Pasamos a socializar a las nuevas generaciones de la red pública en un horario funcionarial como si fuera una pauta universal y esperable para todos. Bien lejos de la realidad. Pero todo un privilegio del profesorado a costa de las familias y del mundo real para el que han de preparar a sus alumnos. Mientras tanto, la privada seguirá con la jornada partida y con su sexta hora de distinción y complemento.

¿La jornada continua se introduce para mejorar la calidad educativa de la red pública, reducir el fracaso escolar y fortalecer la cohesión social de nuestros barrios y municipios? La evidencia y los estudios empíricos nos dicen que no en los tres casos.
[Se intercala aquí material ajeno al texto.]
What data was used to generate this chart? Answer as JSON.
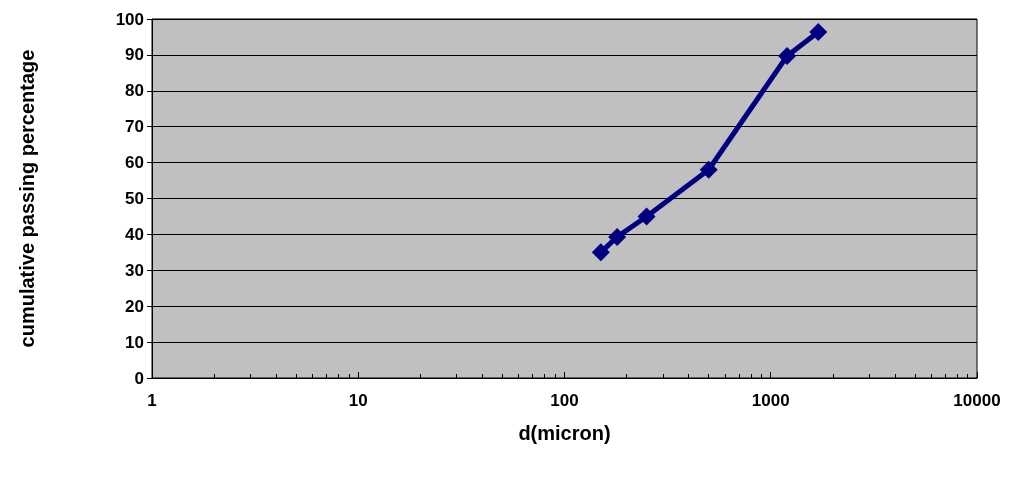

La jornada continua empeora los resultados académicos sin reducir el fracaso escolar, aumenta la fatiga y la falta de concentración de los estudiantes y eleva la desigualdad de oportunidades entre las redes pública y concertada y, por extensión, entre familias y clases sociales.
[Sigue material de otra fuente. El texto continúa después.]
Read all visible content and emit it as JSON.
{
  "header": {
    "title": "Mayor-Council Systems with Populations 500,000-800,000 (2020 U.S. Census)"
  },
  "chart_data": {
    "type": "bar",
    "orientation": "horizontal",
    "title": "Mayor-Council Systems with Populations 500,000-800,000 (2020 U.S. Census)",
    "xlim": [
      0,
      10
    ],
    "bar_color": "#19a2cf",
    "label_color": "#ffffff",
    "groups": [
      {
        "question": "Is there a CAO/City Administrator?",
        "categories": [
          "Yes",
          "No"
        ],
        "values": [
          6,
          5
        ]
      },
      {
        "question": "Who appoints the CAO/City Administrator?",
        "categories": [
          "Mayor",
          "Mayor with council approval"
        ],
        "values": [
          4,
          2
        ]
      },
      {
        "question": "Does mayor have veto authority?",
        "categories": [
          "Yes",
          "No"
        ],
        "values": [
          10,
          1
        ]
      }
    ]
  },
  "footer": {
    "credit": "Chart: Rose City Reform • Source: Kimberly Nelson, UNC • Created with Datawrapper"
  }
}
Las regiones españolas con jornada continua se sitúan todas por debajo de la media nacional en las pruebas PISA, siendo flagrante el caso de Andalucía sin reducción significativa de su abultado fracaso escolar. La intensificación taylorista del trabajo intelectual de los alumnos con jornada continua hace bajar entre un 10% y un 20% los resultados de los centros, según Caride (1994). Por último, una red pública sin tardes de escuela incrementa la desigualdad de aprendizajes y desarrollo de habilidades respecto a las clientelas de la red privada. El 70% del ocio extraescolar de hijos de clases profesionales es estructurado y variado pero este tipo de ocio solo representa el  23% entre los hijos de las clases populares, donde predomina el sobreconsumo audiovisual de pantallas y un menor hábito de lectura (Torrubia, 2009). 

¿Cómo se reducirá el tercio de fracaso escolar lar haciendo mas de lo mismo en horario concentrado y sin tardes que ahonda la relegación de los alumnos en desventaja? Está por ver cómo será evaluada esta experiencia con el tiempo. Eso sí, supone un cambio de calado y precipitado que se ajusta, como anillo al dedo, al actual contexto de recortes y austeridad presupuestaria. Toda una cuña que divide esa frágil alianza de familias y profesorado en defensa de la escuela pública surgida con la crisis.